TCS Daily


Institution Revolution

By Horia Paul Terpe - December 17, 2004 12:00 AM

Romania's stunning recent elections were the country's hardest fought and closest in the last 14 years. The whole campaign amounted to a tough fight for the hearts and minds of Romanians.

The first round of the elections, held two weeks ago, was a follow-up of the 2000 campaign. The Social Democratic Party (PSD, considered to be the inheritor of the former communist party), won four years ago with an overwhelming score, against practically no opposition. The lack of balance between the main political forces resulted in political control of all weak, transitional institutions by the PSD. The situation was explicitly recognized in transcripts of PSD leadership meetings that recently surfaced in the free media. The party had been planning some actions to intimidate Traian Basescu, the opposition presidential candidate and mayor of Bucharest, by cooking up some allegations against him.

Nevertheless, the democratic opposition recovered a great deal over the last two years, uniting in the "Justice and Truth" Alliance between the liberal (PNL) and the democratic party (PD) and gaining better scores than PSD in local elections, held this June.

The weak parliamentary position (14 percent of the seats in the last four years) left the Alliance unable to prevent the media blockade against its messages. This blockade was led by the public television network (the only broadcaster covering a significant part of the rural areas) and by private television networks whose tax debts were previously forgiven by the social-democrat government or who received government advertising.

There was also massive electoral fraud in the parliamentary elections and in the first round of the presidential one, held simultaneously on November 28. Basescu estimated the fraud at about half million votes, between 5 and 7 percent of the turnout. The accusations raised by the Alliance, by civil society, by the free media, diplomats and international observers in Bucharest had no effect upon the politically controlled institutions. The Alliance decided to rely upon institutions and democratic leverages and did not call on its supporters to go out into the streets to put pressure on electoral authorities, avoiding a Ukrainian scenario.

The runoff pitted Basescu against Prime Minister Adrian Nastase, the candidate of the PSD and its ally, the Romanian Humanist Party (PUR). It resulted in the historic and joyful "orange" victory of Basescu. Because of the electoral fraud scandal after the first vote, the second one was fair, as nobody wanted to risk street protests and political instability. The electoral military-style salutation of Basescu with the words "Live good!" was used everywhere.

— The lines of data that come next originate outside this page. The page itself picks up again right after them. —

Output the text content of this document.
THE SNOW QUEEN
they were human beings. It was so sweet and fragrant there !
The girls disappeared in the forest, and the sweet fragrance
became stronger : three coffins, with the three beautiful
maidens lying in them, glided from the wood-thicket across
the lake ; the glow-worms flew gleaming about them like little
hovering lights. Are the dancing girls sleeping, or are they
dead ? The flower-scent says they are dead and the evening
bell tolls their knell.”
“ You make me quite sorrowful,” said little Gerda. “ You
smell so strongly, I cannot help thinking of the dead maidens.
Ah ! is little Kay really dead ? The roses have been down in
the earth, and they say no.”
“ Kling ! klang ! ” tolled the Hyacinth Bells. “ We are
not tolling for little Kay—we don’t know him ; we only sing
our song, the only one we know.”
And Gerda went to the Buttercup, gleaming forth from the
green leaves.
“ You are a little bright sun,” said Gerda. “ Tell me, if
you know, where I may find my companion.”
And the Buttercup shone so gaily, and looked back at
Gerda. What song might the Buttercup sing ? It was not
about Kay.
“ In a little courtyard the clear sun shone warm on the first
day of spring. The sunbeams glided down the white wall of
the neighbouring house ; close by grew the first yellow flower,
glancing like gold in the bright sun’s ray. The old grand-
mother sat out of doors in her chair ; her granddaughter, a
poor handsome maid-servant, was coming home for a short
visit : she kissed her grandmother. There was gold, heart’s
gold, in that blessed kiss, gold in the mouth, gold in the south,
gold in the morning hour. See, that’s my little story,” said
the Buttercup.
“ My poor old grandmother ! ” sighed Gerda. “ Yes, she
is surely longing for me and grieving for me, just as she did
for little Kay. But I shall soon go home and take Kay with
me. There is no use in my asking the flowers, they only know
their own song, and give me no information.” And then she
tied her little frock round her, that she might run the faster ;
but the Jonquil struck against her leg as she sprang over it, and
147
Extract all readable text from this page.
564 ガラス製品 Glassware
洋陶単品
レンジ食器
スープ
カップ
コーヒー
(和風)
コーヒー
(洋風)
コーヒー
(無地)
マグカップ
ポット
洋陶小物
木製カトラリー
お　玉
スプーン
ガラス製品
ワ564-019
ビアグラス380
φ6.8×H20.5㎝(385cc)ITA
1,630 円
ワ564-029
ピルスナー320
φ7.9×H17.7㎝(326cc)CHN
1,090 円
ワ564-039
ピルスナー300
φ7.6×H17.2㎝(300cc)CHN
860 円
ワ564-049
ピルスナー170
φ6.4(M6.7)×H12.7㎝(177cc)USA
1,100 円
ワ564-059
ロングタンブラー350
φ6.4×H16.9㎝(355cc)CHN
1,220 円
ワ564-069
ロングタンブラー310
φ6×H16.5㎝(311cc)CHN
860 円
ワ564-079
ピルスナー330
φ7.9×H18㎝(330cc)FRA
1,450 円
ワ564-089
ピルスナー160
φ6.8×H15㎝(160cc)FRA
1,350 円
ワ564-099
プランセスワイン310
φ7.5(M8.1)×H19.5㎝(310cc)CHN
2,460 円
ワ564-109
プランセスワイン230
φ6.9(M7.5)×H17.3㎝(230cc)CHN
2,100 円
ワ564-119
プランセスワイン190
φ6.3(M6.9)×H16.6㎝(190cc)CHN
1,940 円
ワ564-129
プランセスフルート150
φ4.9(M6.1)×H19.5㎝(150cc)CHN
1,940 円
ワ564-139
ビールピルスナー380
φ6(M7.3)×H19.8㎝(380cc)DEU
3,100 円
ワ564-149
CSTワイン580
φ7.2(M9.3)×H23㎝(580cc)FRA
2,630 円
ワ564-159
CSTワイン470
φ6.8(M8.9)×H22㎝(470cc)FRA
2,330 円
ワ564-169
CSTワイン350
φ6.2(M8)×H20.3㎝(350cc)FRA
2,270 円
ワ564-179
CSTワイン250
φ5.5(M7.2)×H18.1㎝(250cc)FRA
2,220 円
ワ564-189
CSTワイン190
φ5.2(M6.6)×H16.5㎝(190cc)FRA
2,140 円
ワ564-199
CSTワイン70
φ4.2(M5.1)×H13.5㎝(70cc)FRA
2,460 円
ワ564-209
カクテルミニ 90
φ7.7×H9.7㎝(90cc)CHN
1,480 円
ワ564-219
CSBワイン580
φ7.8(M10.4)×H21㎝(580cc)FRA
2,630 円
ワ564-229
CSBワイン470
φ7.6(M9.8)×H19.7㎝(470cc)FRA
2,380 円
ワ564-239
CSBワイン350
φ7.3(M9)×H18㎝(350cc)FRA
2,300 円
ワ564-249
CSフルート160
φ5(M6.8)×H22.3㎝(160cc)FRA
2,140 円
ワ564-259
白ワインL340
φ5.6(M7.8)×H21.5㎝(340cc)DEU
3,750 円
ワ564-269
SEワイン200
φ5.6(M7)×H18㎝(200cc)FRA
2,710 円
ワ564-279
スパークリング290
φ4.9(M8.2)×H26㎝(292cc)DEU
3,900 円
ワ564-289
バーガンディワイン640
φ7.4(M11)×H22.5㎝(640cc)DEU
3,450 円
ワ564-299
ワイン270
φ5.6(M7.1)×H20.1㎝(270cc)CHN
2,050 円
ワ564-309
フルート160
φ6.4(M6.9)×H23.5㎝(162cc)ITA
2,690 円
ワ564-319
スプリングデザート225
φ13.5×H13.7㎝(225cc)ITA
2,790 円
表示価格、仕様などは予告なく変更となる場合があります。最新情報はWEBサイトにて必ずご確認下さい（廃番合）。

Aside from the political games and the possible coalitions that could be formed in the coming days, several conclusions may be drawn. The first is that Romania's EU accession process will continue. Negotiations have technically closed and the political will of the EU to support Romania's accession is high, so the process will remain on auto-pilot. That means the reform measures previously agreed during negotiations will have to be implemented. Second, the political force that governs could very well lose the next elections, due to the high social costs of implementing the reforms for accession. Third, the political battle will now move inside the parliament, due to the relative balance of the two main forces and possible coalitions. The possibility of a party controlling all public institutions will be significantly reduced. Fourth, and most important, the lifetime of governments will get shorter, facilitating the consolidation of stronger institutions that not as dependent upon political power.